Another user, Illimitable, tweeted: "Google Duplex: an AI that makes automated calls but speaks like a human and understands the context/nuance of conversation which allows it to adapt and pose as a human.

"Do people have the right to know if they're talking to a machine? A serious ethics debate has to be had on this."

The Internet was also awash with parodies after the announcement, suggesting how people could use this feature to do other tasks, such as break-up with a partner.

Google has since said the technology was built to sound natural and make the conversation experience comfortable.

"It's important to us that users and businesses have a good experience with this service, and transparency is a key part of that. We want to be clear about the intent of the call so businesses understand the context. We'll be experimenting with the right approach over the coming months," Google said in a detailed blog post.

Meanwhile, World Wide Worx MD Arthur Goldstuck says: "People tend to be quite alarmist about trivia and blas'e about the serious stuff. Whether you know it is a bot or not is almost like arguing about the right to know if the call centre is in South Africa or India. Bots are a form of outsourcing calls."

He says the real problem with using bots for these types of tasks is that it further dehumanises communication.

"If call centres were bad, bots will be worse. In other words, when you deal with a call centre, you often find yourself beating your head against a wall, because they can't figure out your problem. This is because if your problem doesn't fit perfectly into their processes, the call centre agent can't help you. With bots that problem will be even worse, because you can't argue with a bot."

Google Duplex was only demonstrated on stage at the conference, and those in attendance could not play around with the technology afterwards and test it out, unlike other technology innovations in previous years.
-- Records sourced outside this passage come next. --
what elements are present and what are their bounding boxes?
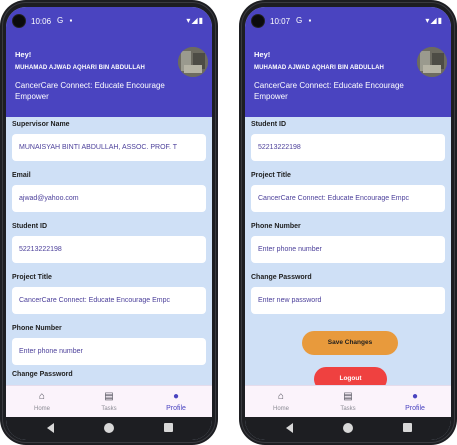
field-label: Change Password	[12, 371, 73, 378]
home-circle-icon[interactable]	[343, 423, 353, 433]
screen: 10:07 G ▪ ▾◢▮ Hey! MUHAMAD AJWAD AQHARI …	[245, 7, 451, 440]
camera-cutout	[12, 14, 26, 28]
nav-label: Home	[272, 406, 289, 412]
user-name: MUHAMAD AJWAD AQHARI BIN ABDULLAH	[254, 65, 384, 71]
nav-profile[interactable]: ● Profile	[385, 390, 445, 412]
supervisor-name-input[interactable]: MUNAISYAH BINTI ABDULLAH, ASSOC. PROF. T	[12, 134, 206, 161]
home-icon: ⌂	[38, 391, 46, 402]
nav-label: Home	[33, 406, 50, 412]
student-id-input[interactable]: 52213222198	[12, 236, 206, 263]
person-icon: ●	[411, 391, 419, 402]
field-label: Student ID	[12, 223, 47, 230]
notification-icons: G ▪	[57, 16, 75, 25]
signal-battery-icons: ▾◢▮	[186, 16, 204, 25]
greeting: Hey!	[254, 50, 271, 59]
field-label: Phone Number	[12, 325, 62, 332]
field-label: Supervisor Name	[12, 121, 70, 128]
back-icon[interactable]	[286, 423, 293, 433]
task-icon: ▤	[104, 391, 114, 402]
status-time: 10:07	[270, 17, 291, 26]
project-title-input[interactable]: CancerCare Connect: Educate Encourage Em…	[12, 287, 206, 314]
back-icon[interactable]	[47, 423, 54, 433]
field-label: Change Password	[251, 274, 312, 281]
profile-header: Hey! MUHAMAD AJWAD AQHARI BIN ABDULLAH C…	[245, 35, 451, 117]
phone-number-input[interactable]: Enter phone number	[12, 338, 206, 365]
profile-form: Student ID 52213222198 Project Title Can…	[245, 117, 451, 385]
save-changes-button[interactable]: Save Changes	[302, 331, 398, 355]
phone-number-input[interactable]: Enter phone number	[251, 236, 445, 263]
camera-cutout	[251, 14, 265, 28]
user-name: MUHAMAD AJWAD AQHARI BIN ABDULLAH	[15, 65, 145, 71]
recents-icon[interactable]	[403, 423, 412, 432]
nav-label: Tasks	[340, 406, 356, 412]
phone-frame-right: 10:07 G ▪ ▾◢▮ Hey! MUHAMAD AJWAD AQHARI …	[239, 0, 457, 445]
profile-form: Supervisor Name MUNAISYAH BINTI ABDULLAH…	[6, 117, 212, 385]
field-label: Project Title	[251, 172, 291, 179]
logout-button[interactable]: Logout	[314, 367, 387, 385]
field-label: Email	[12, 172, 31, 179]
home-circle-icon[interactable]	[104, 423, 114, 433]
field-label: Project Title	[12, 274, 52, 281]
app-tagline: CancerCare Connect: Educate Encourage Em…	[254, 81, 404, 101]
nav-tasks[interactable]: ▤ Tasks	[79, 390, 139, 412]
field-label: Student ID	[251, 121, 286, 128]
status-time: 10:06	[31, 17, 52, 26]
project-title-input[interactable]: CancerCare Connect: Educate Encourage Em…	[251, 185, 445, 212]
nav-label: Tasks	[101, 406, 117, 412]
nav-home[interactable]: ⌂ Home	[12, 390, 72, 412]
new-password-input[interactable]: Enter new password	[251, 287, 445, 314]
nav-profile[interactable]: ● Profile	[146, 390, 206, 412]
student-id-input[interactable]: 52213222198	[251, 134, 445, 161]
bottom-nav: ⌂ Home ▤ Tasks ● Profile	[245, 385, 451, 417]
task-icon: ▤	[343, 391, 353, 402]
recents-icon[interactable]	[164, 423, 173, 432]
app-tagline: CancerCare Connect: Educate Encourage Em…	[15, 81, 165, 101]
nav-home[interactable]: ⌂ Home	[251, 390, 311, 412]
system-nav-bar	[6, 417, 212, 440]
avatar[interactable]	[417, 47, 447, 77]
notification-icons: G ▪	[296, 16, 314, 25]
field-label: Phone Number	[251, 223, 301, 230]
bottom-nav: ⌂ Home ▤ Tasks ● Profile	[6, 385, 212, 417]
signal-battery-icons: ▾◢▮	[425, 16, 443, 25]
email-input[interactable]: ajwad@yahoo.com	[12, 185, 206, 212]
avatar[interactable]	[178, 47, 208, 77]
system-nav-bar	[245, 417, 451, 440]
screen: 10:06 G ▪ ▾◢▮ Hey! MUHAMAD AJWAD AQHARI …	[6, 7, 212, 440]
profile-header: Hey! MUHAMAD AJWAD AQHARI BIN ABDULLAH C…	[6, 35, 212, 117]
home-icon: ⌂	[277, 391, 285, 402]
status-bar: 10:06 G ▪ ▾◢▮	[6, 7, 212, 35]
greeting: Hey!	[15, 50, 32, 59]
phone-frame-left: 10:06 G ▪ ▾◢▮ Hey! MUHAMAD AJWAD AQHARI …	[0, 0, 218, 445]
person-icon: ●	[172, 391, 180, 402]
status-bar: 10:07 G ▪ ▾◢▮	[245, 7, 451, 35]
nav-label: Profile	[405, 405, 425, 412]
nav-label: Profile	[166, 405, 186, 412]
nav-tasks[interactable]: ▤ Tasks	[318, 390, 378, 412]
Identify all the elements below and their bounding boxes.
Goldstuck says: "Always remember the Steve Jobs trick: when the product wasn't ready, it was rigged to appear it was working smoothly in a demo.
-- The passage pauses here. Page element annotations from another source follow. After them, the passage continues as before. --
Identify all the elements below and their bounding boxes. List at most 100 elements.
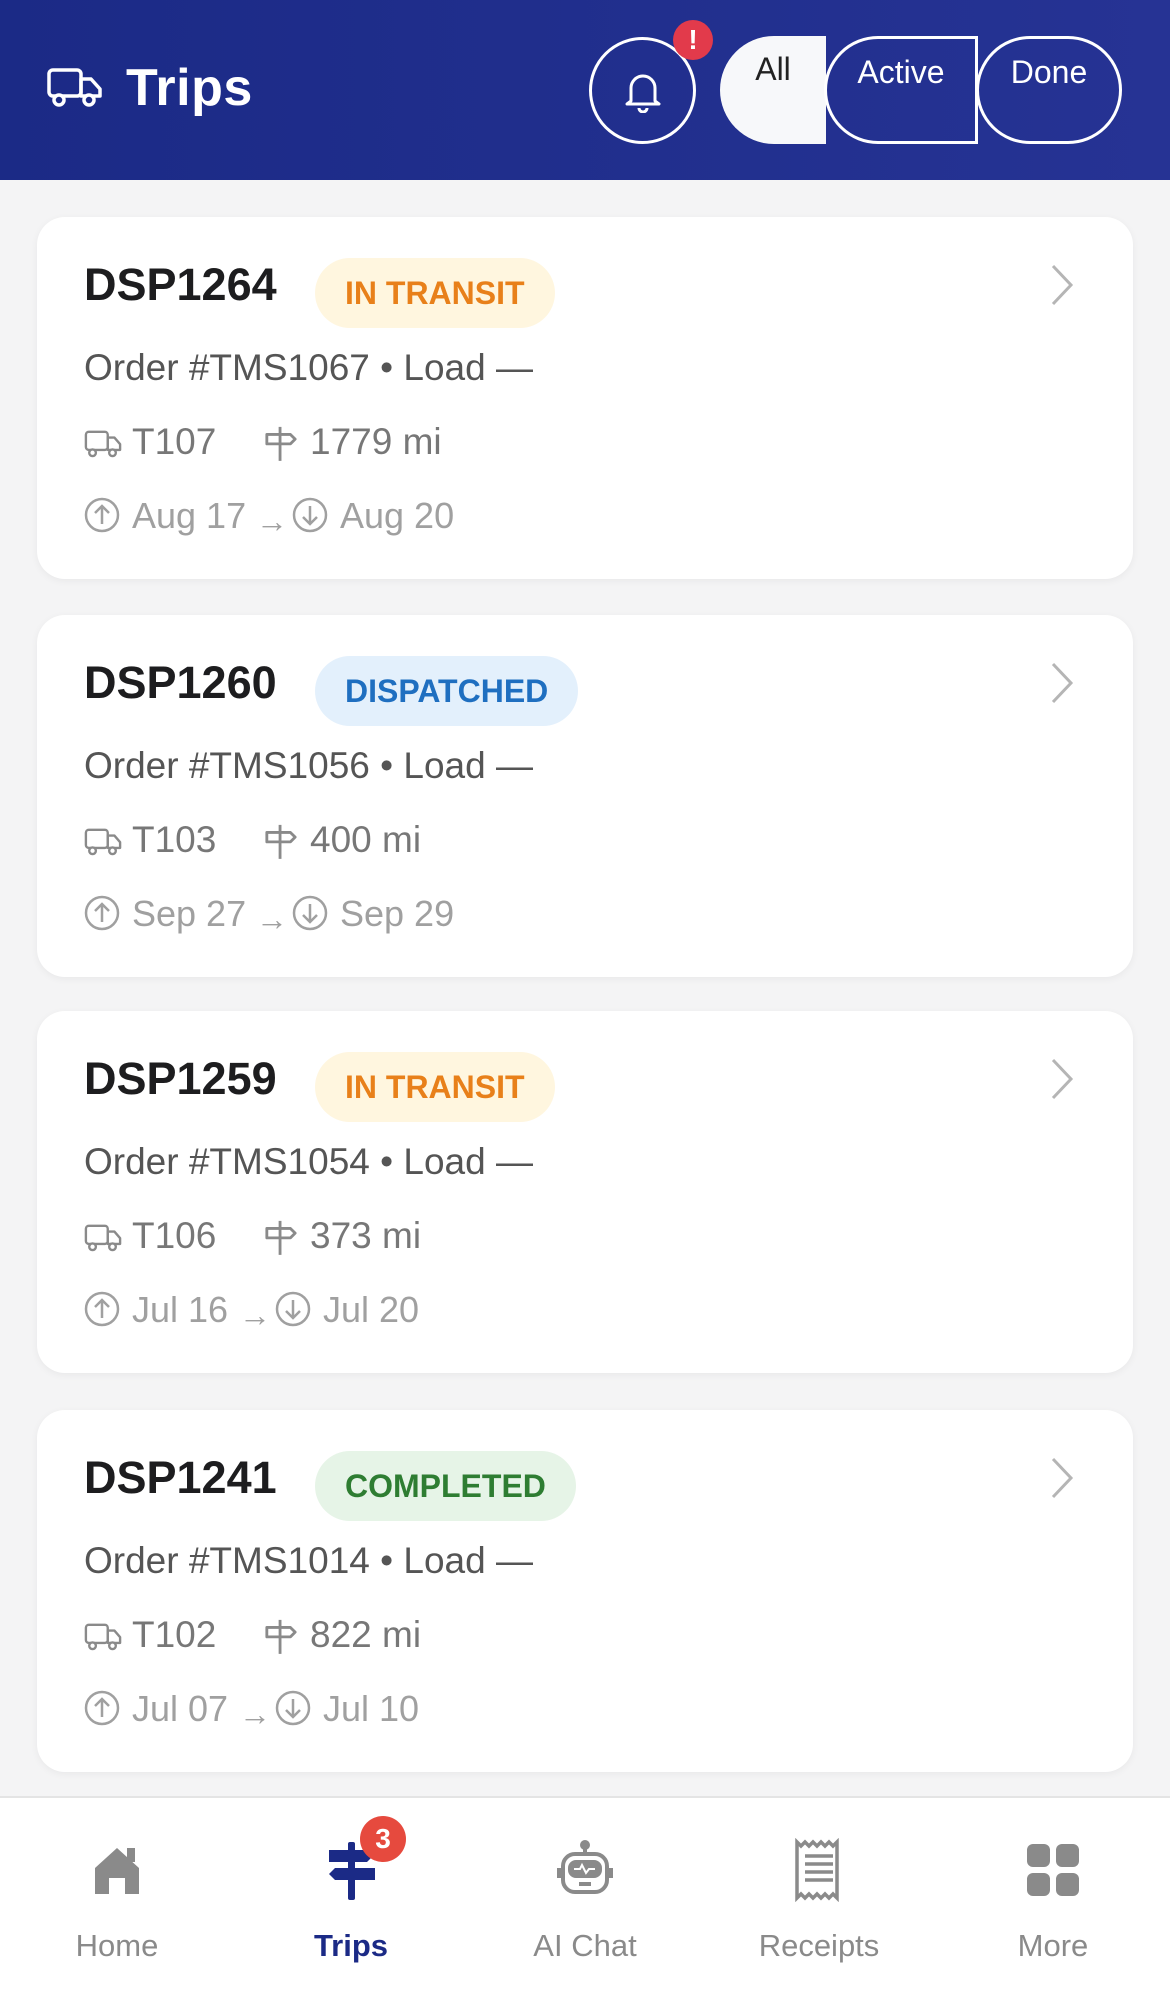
chevron-right-icon [1051,662,1074,704]
delivery-date: Aug 20 [340,495,455,536]
nav-more-label: More [1017,1928,1089,1963]
status-badge: COMPLETED [315,1451,576,1521]
pickup-icon-wrap [84,497,120,533]
pickup-icon [84,497,120,533]
trip-card[interactable]: DSP1241 COMPLETED Order #TMS1014 • Load … [37,1410,1133,1772]
date-arrow: → [256,503,288,539]
trip-card[interactable]: DSP1259 IN TRANSIT Order #TMS1054 • Load… [37,1011,1133,1373]
trip-dates: Aug 17 → Aug 20 [84,495,784,539]
trip-dates: Jul 16 → Jul 20 [84,1289,784,1333]
filter-active-label: Active [857,54,945,90]
trips-count-badge: 3 [360,1816,406,1862]
chevron-right-icon [1051,264,1074,306]
bottom-nav: Home Trips 3 AI Chat Receipts More [0,1796,1170,1992]
truck-icon [47,68,102,107]
date-arrow: → [256,901,288,937]
order-info: Order #TMS1014 • Load — [84,1540,533,1581]
trip-id: DSP1241 [84,1452,277,1503]
order-info: Order #TMS1054 • Load — [84,1141,533,1182]
delivery-date: Jul 10 [323,1688,420,1729]
delivery-icon-wrap [292,497,328,533]
delivery-icon [292,497,328,533]
trip-card[interactable]: DSP1264 IN TRANSIT Order #TMS1067 • Load… [37,217,1133,579]
truck-icon [84,430,122,458]
pickup-icon [84,1291,120,1327]
date-arrow: → [239,1297,271,1333]
notification-badge: ! [673,20,713,60]
chevron-right-icon [1051,1058,1074,1100]
distance-icon-wrap [264,823,298,863]
trip-card[interactable]: DSP1260 DISPATCHED Order #TMS1056 • Load… [37,615,1133,977]
pickup-icon-wrap [84,895,120,931]
distance-icon-wrap [264,1219,298,1259]
status-badge: IN TRANSIT [315,1052,555,1122]
nav-receipts[interactable]: Receipts [702,1798,936,1992]
pickup-icon [84,895,120,931]
trip-distance: 400 mi [310,819,422,860]
delivery-date: Sep 29 [340,893,455,934]
pickup-date: Aug 17 [132,495,247,536]
filter-active[interactable]: Active [824,36,978,144]
signpost-icon [265,824,297,859]
truck-icon-wrap [84,1223,122,1253]
date-arrow: → [239,1696,271,1732]
truck-icon [84,1623,122,1651]
signpost-icon [265,426,297,461]
truck-number: T106 [132,1215,217,1256]
delivery-icon [292,895,328,931]
page-title: Trips [126,59,253,117]
trip-id: DSP1259 [84,1053,277,1104]
trip-id: DSP1264 [84,259,277,310]
trip-distance: 373 mi [310,1215,422,1256]
pickup-date: Jul 16 [132,1289,229,1330]
truck-number: T102 [132,1614,217,1655]
truck-number: T103 [132,819,217,860]
nav-ai-chat[interactable]: AI Chat [468,1798,702,1992]
trip-meta: T107 1779 mi [84,421,784,465]
nav-ai-chat-label: AI Chat [533,1928,637,1963]
distance-icon-wrap [264,425,298,465]
nav-receipts-label: Receipts [758,1928,880,1963]
delivery-icon [275,1690,311,1726]
filter-all[interactable]: All [720,36,826,144]
delivery-date: Jul 20 [323,1289,420,1330]
chevron-right-icon [1051,1457,1074,1499]
truck-number: T107 [132,421,217,462]
pickup-date: Sep 27 [132,893,247,934]
home-icon [95,1848,139,1894]
filter-all-label: All [755,51,791,87]
pickup-icon-wrap [84,1291,120,1327]
trip-id: DSP1260 [84,657,277,708]
truck-icon-wrap [84,1622,122,1652]
filter-done-label: Done [1010,54,1088,90]
order-info: Order #TMS1056 • Load — [84,745,533,786]
status-badge: IN TRANSIT [315,258,555,328]
trip-distance: 1779 mi [310,421,442,462]
distance-icon-wrap [264,1618,298,1658]
app-root: Trips ! All Active Done DSP1264 IN TRANS… [0,0,1170,1992]
bell-icon [625,74,660,113]
filter-done[interactable]: Done [976,36,1122,144]
truck-icon [84,828,122,856]
signpost-icon [265,1220,297,1255]
trip-meta: T102 822 mi [84,1614,784,1658]
nav-home-label: Home [75,1928,159,1963]
trip-dates: Jul 07 → Jul 10 [84,1688,784,1732]
truck-icon-wrap [84,429,122,459]
trip-dates: Sep 27 → Sep 29 [84,893,784,937]
order-info: Order #TMS1067 • Load — [84,347,533,388]
robot-icon [557,1840,613,1894]
receipt-icon [795,1838,839,1902]
pickup-date: Jul 07 [132,1688,229,1729]
nav-trips-label: Trips [313,1928,389,1963]
pickup-icon [84,1690,120,1726]
header: Trips ! All Active Done [0,0,1170,180]
trip-meta: T103 400 mi [84,819,784,863]
nav-more[interactable]: More [936,1798,1170,1992]
nav-trips[interactable]: Trips [234,1798,468,1992]
nav-home[interactable]: Home [0,1798,234,1992]
delivery-icon-wrap [275,1690,311,1726]
delivery-icon-wrap [292,895,328,931]
status-badge: DISPATCHED [315,656,579,726]
pickup-icon-wrap [84,1690,120,1726]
"If Google Duplex does work as demonstrated remains to be seen, but I have no doubt it will be an effective product. However, my suspicion is that you will see regulation that forces bots to announce themselves.

"We are only at the beginning of the use of AI in communications. Over the next decade, we will see a rapid evolution of the use of AI in communications, but it will be incremental, and we won't realise how much it is changing until we wake up one day and realise we've gotten used to a new way of communicating."